Friday, February 3, 2012

1202.0180 (Andreas Ipp et al.)

Streaking At High Energies With Electrons And Positrons    [PDF]

Andreas Ipp, Jörg Evers, Christoph H. Keitel, Karen Z. Hatsagortsyan
State-of-the-art attosecond metrology deals with the detection and
characterization of photon pulses with typical energies up to the hundreds of
eV and time resolution of several tens of attoseconds. Such short pulses are
used for example to control the motion of electrons on the atomic scale or to
measure inner-shell atomic dynamics. The next challenge of time-resolving the
inner-nuclear dynamics, transient meson states and resonances requires photon
pulses below attosecond duration and with energies exceeding the MeV scale.
Here we discuss a detection scheme for time-resolving high-energy gamma ray
pulses down to the zeptosecond timescale.
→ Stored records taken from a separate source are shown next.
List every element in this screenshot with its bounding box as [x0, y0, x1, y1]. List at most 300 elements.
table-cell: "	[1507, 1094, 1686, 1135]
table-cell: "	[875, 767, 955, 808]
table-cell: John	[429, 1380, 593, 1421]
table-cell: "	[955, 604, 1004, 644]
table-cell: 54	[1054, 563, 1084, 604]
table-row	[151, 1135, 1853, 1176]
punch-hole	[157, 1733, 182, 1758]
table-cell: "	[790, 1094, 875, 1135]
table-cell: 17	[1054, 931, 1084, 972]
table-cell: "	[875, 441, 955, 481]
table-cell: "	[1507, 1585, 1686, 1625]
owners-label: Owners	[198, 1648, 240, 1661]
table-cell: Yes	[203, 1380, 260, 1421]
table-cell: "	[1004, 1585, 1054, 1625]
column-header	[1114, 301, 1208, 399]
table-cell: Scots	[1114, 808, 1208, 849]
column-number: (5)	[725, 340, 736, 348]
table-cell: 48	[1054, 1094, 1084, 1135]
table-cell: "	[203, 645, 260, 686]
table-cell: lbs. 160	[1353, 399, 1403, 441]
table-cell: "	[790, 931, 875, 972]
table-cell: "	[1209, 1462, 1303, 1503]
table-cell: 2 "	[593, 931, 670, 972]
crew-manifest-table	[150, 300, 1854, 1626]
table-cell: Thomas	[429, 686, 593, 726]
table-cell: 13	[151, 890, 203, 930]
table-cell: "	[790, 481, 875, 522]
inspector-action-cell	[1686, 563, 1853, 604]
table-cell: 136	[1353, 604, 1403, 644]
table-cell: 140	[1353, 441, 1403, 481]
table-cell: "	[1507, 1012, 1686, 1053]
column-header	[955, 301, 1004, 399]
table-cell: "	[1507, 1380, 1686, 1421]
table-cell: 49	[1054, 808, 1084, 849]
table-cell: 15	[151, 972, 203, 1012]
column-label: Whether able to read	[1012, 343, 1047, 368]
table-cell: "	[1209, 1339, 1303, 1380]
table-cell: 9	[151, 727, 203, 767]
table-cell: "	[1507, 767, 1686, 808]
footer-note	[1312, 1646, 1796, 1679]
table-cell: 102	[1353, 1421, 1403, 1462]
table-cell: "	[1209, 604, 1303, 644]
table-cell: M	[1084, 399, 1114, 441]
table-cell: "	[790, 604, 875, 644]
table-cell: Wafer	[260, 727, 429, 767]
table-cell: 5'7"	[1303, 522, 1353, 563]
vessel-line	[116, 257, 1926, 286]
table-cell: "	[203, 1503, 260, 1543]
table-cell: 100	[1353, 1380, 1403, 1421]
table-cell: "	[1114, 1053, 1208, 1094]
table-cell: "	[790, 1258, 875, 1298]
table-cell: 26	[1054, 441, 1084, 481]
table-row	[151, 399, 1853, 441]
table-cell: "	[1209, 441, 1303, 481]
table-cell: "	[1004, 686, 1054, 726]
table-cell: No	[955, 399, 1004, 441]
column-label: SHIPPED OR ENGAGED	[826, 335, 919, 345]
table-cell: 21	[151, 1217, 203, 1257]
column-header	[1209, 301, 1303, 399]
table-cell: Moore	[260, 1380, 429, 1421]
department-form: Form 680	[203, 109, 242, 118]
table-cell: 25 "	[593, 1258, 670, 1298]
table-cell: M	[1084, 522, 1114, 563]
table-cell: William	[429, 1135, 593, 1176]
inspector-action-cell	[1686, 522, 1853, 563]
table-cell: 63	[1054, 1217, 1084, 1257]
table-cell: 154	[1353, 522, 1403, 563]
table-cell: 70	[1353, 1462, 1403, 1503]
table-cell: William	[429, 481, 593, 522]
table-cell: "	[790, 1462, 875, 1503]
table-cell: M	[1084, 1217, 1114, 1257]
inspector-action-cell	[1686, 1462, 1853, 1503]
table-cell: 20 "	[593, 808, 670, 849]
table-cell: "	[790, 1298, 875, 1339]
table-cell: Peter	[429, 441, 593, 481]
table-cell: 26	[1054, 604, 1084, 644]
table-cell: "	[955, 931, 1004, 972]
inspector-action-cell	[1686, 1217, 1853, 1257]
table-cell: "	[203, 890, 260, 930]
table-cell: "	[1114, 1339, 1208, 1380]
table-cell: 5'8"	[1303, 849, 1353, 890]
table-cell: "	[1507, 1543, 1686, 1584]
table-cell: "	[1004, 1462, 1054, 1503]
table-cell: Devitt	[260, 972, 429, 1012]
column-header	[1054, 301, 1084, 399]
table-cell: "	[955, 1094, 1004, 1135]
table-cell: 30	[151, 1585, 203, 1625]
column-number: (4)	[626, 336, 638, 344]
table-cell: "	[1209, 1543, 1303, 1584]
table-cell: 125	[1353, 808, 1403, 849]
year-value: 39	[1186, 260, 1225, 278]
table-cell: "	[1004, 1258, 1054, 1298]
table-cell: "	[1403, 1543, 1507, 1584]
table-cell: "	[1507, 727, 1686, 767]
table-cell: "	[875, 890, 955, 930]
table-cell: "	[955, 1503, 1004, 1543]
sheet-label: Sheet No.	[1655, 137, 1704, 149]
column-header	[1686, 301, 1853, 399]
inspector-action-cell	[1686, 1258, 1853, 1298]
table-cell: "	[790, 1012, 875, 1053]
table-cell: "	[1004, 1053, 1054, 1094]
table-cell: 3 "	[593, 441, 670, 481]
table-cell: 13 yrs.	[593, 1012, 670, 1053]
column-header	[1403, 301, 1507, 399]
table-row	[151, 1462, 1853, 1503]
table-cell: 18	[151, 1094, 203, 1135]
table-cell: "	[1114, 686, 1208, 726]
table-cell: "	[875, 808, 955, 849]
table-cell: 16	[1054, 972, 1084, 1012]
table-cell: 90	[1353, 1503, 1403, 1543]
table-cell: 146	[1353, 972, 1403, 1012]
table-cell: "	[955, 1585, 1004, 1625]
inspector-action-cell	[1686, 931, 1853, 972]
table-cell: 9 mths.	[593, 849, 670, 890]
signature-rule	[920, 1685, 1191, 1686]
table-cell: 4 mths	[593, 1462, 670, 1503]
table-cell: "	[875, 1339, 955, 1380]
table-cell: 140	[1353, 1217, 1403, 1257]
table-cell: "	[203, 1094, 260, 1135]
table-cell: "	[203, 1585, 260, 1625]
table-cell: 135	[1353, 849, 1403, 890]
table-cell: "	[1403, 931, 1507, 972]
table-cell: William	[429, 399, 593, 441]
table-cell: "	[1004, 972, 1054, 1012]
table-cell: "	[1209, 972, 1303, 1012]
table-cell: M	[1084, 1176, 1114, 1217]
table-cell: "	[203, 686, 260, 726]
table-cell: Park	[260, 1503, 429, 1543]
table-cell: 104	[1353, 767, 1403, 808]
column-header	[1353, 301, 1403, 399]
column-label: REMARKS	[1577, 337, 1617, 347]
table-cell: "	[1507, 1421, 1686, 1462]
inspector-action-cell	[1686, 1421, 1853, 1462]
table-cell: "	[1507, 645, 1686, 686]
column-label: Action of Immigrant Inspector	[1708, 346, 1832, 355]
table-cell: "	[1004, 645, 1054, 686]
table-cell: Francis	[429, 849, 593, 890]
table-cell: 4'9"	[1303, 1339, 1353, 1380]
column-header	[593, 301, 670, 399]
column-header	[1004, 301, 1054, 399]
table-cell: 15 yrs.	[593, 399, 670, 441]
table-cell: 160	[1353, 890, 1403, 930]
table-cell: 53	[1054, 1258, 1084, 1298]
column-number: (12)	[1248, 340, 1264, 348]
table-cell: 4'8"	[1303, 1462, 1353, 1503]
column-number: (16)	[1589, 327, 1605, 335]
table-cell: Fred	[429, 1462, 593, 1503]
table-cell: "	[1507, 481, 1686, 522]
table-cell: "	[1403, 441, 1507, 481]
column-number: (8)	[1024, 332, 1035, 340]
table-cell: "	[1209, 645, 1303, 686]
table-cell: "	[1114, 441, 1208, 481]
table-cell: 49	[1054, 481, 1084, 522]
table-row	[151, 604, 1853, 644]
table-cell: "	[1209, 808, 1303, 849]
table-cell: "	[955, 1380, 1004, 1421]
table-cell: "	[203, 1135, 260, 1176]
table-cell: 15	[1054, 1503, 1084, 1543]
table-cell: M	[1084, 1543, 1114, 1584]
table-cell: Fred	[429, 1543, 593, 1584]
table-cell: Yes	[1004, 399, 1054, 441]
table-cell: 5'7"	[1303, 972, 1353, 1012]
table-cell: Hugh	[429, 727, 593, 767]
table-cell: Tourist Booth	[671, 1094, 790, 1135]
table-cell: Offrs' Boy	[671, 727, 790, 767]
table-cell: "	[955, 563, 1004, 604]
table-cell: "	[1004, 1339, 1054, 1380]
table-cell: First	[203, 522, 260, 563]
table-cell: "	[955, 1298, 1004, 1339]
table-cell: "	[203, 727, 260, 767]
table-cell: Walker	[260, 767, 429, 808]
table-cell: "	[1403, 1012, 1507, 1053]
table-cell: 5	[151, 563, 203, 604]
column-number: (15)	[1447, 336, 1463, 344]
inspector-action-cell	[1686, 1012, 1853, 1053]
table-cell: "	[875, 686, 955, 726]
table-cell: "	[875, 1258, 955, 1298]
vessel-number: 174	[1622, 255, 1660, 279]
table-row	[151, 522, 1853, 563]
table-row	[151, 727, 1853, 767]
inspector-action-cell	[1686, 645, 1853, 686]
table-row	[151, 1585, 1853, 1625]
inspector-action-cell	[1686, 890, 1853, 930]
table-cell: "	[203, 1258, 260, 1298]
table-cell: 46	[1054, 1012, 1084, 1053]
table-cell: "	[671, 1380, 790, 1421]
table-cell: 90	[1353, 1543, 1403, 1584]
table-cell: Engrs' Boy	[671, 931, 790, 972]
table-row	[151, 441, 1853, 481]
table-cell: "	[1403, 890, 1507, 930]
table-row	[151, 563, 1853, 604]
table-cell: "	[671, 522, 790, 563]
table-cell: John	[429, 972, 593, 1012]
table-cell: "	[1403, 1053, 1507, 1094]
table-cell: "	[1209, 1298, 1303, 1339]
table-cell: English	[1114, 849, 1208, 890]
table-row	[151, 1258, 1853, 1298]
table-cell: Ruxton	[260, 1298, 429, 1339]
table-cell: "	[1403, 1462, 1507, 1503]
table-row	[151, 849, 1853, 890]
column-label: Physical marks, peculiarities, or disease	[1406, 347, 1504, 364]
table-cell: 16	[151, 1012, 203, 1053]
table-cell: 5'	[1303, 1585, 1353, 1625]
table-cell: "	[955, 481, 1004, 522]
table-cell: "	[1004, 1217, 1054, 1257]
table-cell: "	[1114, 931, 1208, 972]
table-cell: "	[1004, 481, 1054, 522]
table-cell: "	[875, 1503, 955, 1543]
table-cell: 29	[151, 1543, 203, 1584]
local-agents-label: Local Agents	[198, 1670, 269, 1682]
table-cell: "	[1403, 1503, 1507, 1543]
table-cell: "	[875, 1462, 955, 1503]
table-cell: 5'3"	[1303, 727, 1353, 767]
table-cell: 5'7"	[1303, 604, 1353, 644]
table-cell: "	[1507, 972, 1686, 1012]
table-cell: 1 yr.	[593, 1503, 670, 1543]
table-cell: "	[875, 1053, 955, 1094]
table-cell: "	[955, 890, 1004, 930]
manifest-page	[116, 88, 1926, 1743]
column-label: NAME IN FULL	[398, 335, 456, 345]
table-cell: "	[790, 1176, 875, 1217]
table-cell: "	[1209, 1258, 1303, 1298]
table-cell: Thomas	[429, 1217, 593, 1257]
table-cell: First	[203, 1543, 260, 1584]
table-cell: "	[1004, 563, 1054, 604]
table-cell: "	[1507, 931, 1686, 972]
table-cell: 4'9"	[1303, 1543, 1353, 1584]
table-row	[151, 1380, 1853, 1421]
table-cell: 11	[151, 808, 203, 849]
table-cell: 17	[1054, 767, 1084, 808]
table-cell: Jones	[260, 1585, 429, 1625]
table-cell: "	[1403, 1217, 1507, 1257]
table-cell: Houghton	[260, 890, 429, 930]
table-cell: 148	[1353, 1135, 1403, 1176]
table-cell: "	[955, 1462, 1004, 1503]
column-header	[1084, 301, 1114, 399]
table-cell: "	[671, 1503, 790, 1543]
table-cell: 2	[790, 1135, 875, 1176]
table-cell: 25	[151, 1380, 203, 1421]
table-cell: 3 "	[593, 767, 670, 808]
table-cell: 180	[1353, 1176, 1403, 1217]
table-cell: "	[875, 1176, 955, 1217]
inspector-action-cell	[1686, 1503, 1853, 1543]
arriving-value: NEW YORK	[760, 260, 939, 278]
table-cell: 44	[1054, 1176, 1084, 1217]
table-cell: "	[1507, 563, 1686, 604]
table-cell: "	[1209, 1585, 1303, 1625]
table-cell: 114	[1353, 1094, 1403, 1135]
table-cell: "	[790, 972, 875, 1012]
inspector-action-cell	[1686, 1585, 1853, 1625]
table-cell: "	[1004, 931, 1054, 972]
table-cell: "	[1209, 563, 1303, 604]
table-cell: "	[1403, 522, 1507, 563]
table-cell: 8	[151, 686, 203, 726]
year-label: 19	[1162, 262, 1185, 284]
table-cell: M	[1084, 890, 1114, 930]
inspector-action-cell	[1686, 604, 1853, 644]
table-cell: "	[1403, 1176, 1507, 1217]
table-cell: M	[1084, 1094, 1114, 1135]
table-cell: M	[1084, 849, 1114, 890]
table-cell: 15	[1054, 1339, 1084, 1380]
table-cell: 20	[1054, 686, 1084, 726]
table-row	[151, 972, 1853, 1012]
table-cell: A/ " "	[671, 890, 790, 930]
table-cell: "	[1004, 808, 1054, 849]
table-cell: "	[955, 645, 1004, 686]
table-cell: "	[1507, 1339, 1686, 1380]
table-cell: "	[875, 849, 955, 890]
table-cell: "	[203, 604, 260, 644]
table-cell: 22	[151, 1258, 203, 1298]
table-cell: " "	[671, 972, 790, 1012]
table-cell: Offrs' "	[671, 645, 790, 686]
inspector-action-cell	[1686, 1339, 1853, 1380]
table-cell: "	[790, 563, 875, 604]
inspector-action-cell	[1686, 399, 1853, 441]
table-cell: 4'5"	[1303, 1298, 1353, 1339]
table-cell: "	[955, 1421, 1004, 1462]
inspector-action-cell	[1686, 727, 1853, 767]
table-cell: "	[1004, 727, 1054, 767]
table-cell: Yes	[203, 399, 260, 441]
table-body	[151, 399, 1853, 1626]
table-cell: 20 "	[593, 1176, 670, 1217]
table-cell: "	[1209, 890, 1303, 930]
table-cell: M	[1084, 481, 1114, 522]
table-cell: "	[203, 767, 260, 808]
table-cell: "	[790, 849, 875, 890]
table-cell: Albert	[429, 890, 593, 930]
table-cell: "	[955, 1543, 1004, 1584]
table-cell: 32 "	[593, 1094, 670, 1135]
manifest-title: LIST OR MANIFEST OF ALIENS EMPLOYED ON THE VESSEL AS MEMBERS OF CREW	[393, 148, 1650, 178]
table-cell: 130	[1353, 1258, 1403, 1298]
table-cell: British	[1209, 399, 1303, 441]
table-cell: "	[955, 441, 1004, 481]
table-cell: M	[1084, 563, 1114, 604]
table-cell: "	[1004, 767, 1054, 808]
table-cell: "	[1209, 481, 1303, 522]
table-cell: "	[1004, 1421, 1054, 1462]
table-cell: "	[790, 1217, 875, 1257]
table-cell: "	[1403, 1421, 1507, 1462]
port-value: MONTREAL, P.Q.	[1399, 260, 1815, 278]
The scheme is based on the concept of
attosecond streak imaging, but instead of conversion of photons into electrons
in a nonlinear medium, the high-energy process of electron-positron pair
creation is utilized. These pairs are produced in vacuum through the collision
of a test pulse to be characterized with an intense laser pulse, and they
acquire additional energy and momentum depending on their phase in the
streaking pulse at the moment of production. A coincidence measurement of the
electron and positron momenta after the interaction provides information on the
pair production phase within the streaking pulse. We examine the limitations
imposed by quantum radiation reaction in multiphoton Compton scattering on this
detection scheme, and discuss other necessary conditions to render the scheme
feasible in the upcoming Extreme Light Infrastructure (ELI) laser facility.